In the case of People v. Ramodon, a police officer told the plaintiff that he would be deported to Iraq if he did not confess. The court later ruled that Ramodon’s confession had to be thrown out because it was obtained under duress. Eid was the only judge who dissented.
The group Alliance for Justice has also criticized Eid for “turning a blind eye” to police misconduct. AFJ said, “like her former boss, Justice Clarence Thomas, Eid repeatedly turns a blind eye to police misconduct, narrowing critical constitutional protections for those accused of committing crimes. ”
4. Eid is Accused of Being Too Close to Big Corporations and Energy Companies
Senator Elizabeth Warren spoke out against Eid’s nomination to the 10 Circuit Court of Appeals, saying that Eid “has used her power as a state Supreme Court Justice to shield corporations from accountability. She has voted to make it harder for individuals to bring class action lawsuits against huge corporations that break the law.”
The League of Conservation Voters, which scrutinizes public officials’ behavior on environmental issues, says that Eid has a terrible record when it comes to environmental and public health laws. They note that she has a record of siding with oil companies to make it easy for them to obtain drilling permits.

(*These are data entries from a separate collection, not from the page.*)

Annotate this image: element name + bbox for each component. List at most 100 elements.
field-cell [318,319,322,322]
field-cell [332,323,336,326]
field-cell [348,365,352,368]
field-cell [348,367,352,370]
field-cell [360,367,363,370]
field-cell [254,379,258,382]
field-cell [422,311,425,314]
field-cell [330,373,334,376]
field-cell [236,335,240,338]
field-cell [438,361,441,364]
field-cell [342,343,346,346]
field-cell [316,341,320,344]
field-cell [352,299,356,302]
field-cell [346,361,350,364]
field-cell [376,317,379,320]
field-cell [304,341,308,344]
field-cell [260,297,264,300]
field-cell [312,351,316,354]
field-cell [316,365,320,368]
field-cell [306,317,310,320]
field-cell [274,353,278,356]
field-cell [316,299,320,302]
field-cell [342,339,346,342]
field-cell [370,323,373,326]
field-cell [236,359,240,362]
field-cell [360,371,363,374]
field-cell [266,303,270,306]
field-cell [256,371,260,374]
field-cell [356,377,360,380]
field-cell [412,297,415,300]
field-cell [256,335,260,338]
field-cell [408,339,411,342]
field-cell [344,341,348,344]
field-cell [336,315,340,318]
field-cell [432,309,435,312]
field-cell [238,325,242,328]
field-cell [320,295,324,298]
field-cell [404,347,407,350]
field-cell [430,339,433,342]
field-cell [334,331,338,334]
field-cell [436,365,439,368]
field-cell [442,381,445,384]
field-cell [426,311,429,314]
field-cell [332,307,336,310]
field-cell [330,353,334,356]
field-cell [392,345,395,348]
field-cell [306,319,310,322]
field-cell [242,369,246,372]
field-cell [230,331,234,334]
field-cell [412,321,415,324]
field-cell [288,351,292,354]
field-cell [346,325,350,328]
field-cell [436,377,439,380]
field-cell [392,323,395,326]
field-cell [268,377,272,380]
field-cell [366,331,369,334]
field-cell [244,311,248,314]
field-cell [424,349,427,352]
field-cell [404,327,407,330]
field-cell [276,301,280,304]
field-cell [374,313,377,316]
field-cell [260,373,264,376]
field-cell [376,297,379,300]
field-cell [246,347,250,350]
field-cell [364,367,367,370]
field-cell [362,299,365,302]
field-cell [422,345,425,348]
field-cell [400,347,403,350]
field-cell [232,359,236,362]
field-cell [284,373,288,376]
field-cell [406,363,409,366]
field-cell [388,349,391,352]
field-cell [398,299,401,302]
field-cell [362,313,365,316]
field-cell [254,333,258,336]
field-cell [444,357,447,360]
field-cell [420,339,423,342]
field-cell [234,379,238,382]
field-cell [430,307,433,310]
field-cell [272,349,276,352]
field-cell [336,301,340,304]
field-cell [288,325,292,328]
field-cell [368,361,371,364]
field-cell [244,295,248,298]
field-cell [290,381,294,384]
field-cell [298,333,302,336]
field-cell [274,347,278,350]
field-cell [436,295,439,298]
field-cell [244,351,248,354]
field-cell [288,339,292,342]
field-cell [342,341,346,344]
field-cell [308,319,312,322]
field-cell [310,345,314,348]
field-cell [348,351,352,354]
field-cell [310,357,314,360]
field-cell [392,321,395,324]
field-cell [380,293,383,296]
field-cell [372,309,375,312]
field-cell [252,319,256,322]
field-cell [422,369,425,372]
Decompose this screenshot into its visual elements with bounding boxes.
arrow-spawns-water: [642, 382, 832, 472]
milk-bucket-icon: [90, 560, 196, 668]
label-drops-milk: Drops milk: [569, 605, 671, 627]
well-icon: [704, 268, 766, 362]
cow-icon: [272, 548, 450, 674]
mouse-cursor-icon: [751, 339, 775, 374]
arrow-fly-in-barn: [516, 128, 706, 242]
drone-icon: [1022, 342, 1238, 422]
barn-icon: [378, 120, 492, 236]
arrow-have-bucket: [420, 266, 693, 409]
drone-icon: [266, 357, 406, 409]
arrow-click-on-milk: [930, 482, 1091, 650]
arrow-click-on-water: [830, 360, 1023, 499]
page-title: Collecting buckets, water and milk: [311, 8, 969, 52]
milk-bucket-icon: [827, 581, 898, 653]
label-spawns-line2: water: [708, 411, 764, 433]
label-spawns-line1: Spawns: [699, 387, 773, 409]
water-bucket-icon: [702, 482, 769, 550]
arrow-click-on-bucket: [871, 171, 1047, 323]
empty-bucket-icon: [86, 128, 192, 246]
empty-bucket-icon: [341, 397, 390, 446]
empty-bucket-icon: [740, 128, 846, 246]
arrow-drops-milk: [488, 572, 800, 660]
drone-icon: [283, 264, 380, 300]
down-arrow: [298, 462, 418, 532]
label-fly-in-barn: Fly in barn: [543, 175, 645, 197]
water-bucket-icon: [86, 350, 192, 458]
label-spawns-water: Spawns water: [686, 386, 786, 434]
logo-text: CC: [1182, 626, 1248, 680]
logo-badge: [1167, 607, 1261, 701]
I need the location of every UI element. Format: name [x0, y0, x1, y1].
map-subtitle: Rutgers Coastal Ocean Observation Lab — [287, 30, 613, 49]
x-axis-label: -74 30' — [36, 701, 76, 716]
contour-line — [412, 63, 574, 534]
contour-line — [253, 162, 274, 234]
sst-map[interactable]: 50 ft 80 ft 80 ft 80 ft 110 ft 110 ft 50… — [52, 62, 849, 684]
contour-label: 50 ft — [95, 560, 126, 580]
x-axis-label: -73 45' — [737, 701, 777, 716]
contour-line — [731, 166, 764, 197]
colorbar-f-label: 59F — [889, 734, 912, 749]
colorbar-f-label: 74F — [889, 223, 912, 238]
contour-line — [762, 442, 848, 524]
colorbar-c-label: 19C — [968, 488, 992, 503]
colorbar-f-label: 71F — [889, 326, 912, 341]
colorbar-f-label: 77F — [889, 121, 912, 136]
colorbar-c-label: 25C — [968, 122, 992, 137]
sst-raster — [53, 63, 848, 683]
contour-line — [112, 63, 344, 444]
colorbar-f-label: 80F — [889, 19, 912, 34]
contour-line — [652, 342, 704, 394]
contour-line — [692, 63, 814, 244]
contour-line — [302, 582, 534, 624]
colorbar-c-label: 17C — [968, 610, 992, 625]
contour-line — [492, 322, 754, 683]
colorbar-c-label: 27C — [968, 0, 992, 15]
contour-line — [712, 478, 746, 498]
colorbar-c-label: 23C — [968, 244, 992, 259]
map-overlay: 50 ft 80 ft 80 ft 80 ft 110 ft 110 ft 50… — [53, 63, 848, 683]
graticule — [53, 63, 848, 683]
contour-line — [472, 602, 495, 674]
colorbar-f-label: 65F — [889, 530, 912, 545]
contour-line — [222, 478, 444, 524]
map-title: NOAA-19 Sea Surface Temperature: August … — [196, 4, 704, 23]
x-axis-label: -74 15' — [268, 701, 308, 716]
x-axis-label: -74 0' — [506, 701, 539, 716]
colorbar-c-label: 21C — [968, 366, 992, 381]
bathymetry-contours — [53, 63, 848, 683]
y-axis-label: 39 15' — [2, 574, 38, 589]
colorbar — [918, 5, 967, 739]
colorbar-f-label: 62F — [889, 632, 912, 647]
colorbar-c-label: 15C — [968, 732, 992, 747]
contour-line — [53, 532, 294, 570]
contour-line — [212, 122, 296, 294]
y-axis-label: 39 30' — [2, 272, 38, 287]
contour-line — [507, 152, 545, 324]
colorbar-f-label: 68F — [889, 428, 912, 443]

The group warned that, “if Eid is confirmed to serve a lifetime appointment on the federal bench, it could prove disastrous for environmental laws and regulations.”
The organization Alliance for Justice also blasted Eid’s environmental record. The group pointed to Eid’s decision in the case of Larson v. Sinclair Transp. Co. In that case, Eid dissented from the majority and ruled that the oil company in the case could use “eminent domain” to build a gasoline pipeline.
Alliance for Justice pointed out that Eid has also opposed letting groups use eminent domain to build public parks on otherwise unused or condemned land.
5. The Native American Bar Association Supports Eid
When Eid was being considered for a spot on the Tenth Circuit Court of Appeals, the Native American Bar Association published an open letter supporting her. The letter noted that “Justice Eid has demonstrated deep understanding of federal Indian law and policy matters, as well as significant respect for tribes as governments.”
The association praised Eid’s decision in the case of Pawnee Well Users v. Wolfe, a water rights case, and in the Indian Child Welfare Act. The group also praised Eid for her support of tribal rights to operate casinos.
Eid’s husband, Troy, specializes in Federal Indian law and Native American and Alaska Native tribal law.